Water may be distributed to any part of Washington from several fine springs, and also from the Tiber Creek, the source of which is 236 feet above the level of the tide in the same stream. * * *
The canal, which runs through the centre of the city, commencing at the mouth of Tiber Creek, and connecting the Potomac with its eastern branch, is nearly completed. Mr. Law (Brother to Lord Ellenborough) the chief promoter of this undertaking, proposes to establish packet-boats to run between the Tiber Creek and the Navy-Yard—a conveyance which may be rendered more economical and comfortable than the hackney-coach. This canal is to be navigable for boats drawing three feet of water.
The population of the territory of Columbia, in 1810, amounted to 24,023. That of the city was 8,208; of Georgetown, 4,948; of Alexandria, 7,227.
On August 24, 1814, the British arrived in Washington at about 6 o’clock in the evening. That night they burned the Capitol, the President’s House, the Treasury, State and Navy Department Buildings, and a number of private houses on Capitol Hill. The flames could be seen from the Francis Scott Key mansion at Georgetown. Several wagonloads of valuable documents had been taken a few days previously from the State Department to Leesburg, Va., 35 miles northwest of Washington, to a place of safety.
The British also intended to burn the Patent Office, but Commissioner Thornton met them boldly, saying: “Are you Englishmen or Goths and vandals? This is the Patent Office, the depository of the ingenuity of the American Nation, in which the whole civilized world is interested. Would you destroy it? If so, fire away and let the charge pass through my body.” The British allowed it to remain and withdrew.
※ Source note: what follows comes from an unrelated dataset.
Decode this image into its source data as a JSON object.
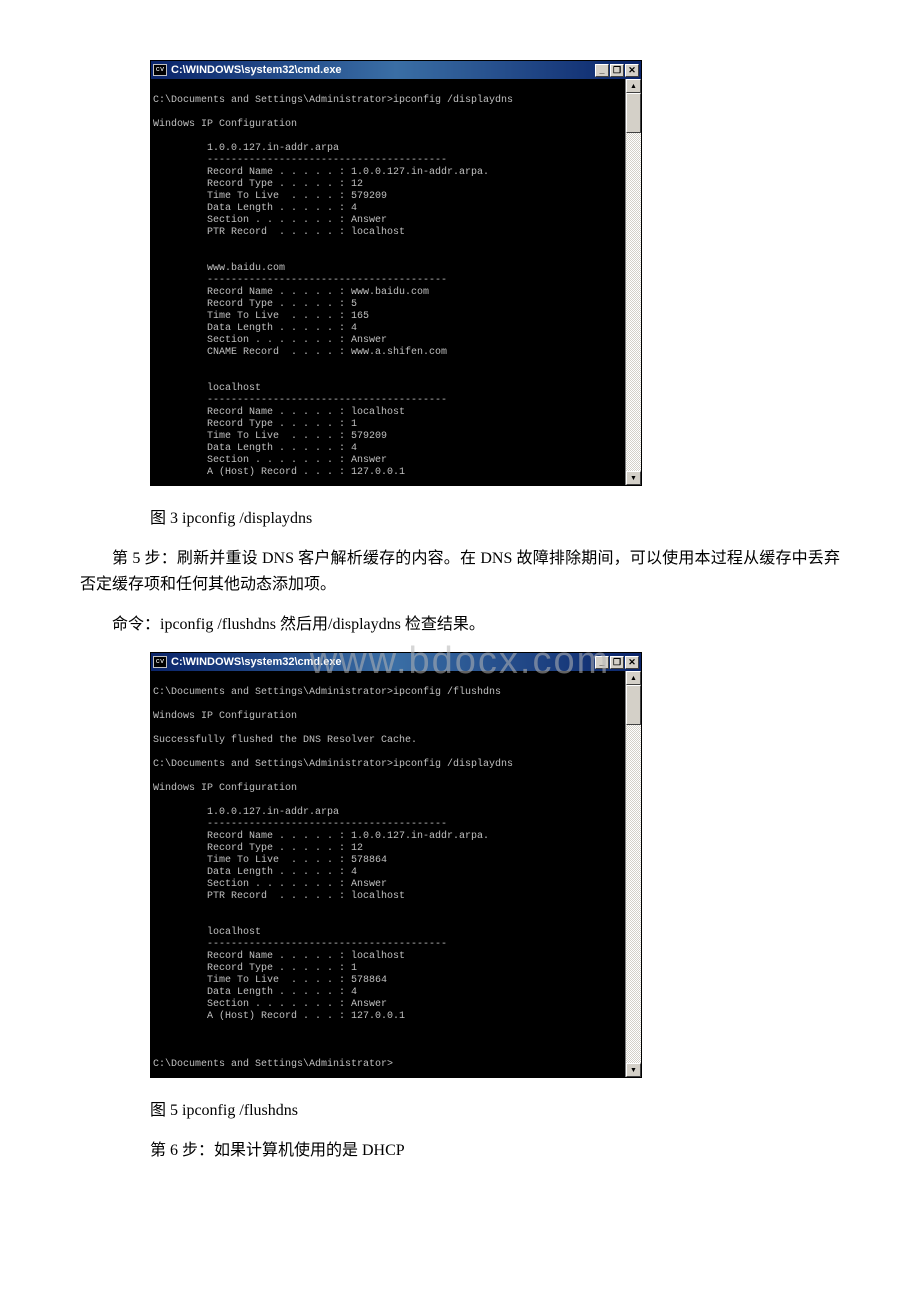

Mrs. Dolly Madison, having secured such property from the White House as could be carried, including the Gilbert Stuart portrait of General Washington, which she cut from the frame, went through Georgetown and that night slept in a camp of soldiers with a guard about her tent. Later the President, who had taken refuge in a tavern near McLean, in Virginia, joined Mrs. Madison. The southwest end of the bridge over which they had crossed the Potomac—it was then a pile bridge 1 mile long—was burned, and they were thereupon required to make their return to Washington by boat. The residence of the President was then established at the Octagon House at Eighteenth Street and New York Avenue. In 1815 the residence of the President was removed to the “Seven Buildings,” at the northwest corner of Pennsylvania Avenue and Nineteenth Street, one of the early homes of the Department of State. Here it remained until the Executive Mansion was restored, March, 1817.
After the withdrawal of the British the Blodgett Hotel building, acquired for the use of the Patent Office, was for a time occupied by Congress for its sessions. Later Congress moved into a building at First and A Streets NE., known later as the Old Capitol Building and used during the Civil War as a military prison.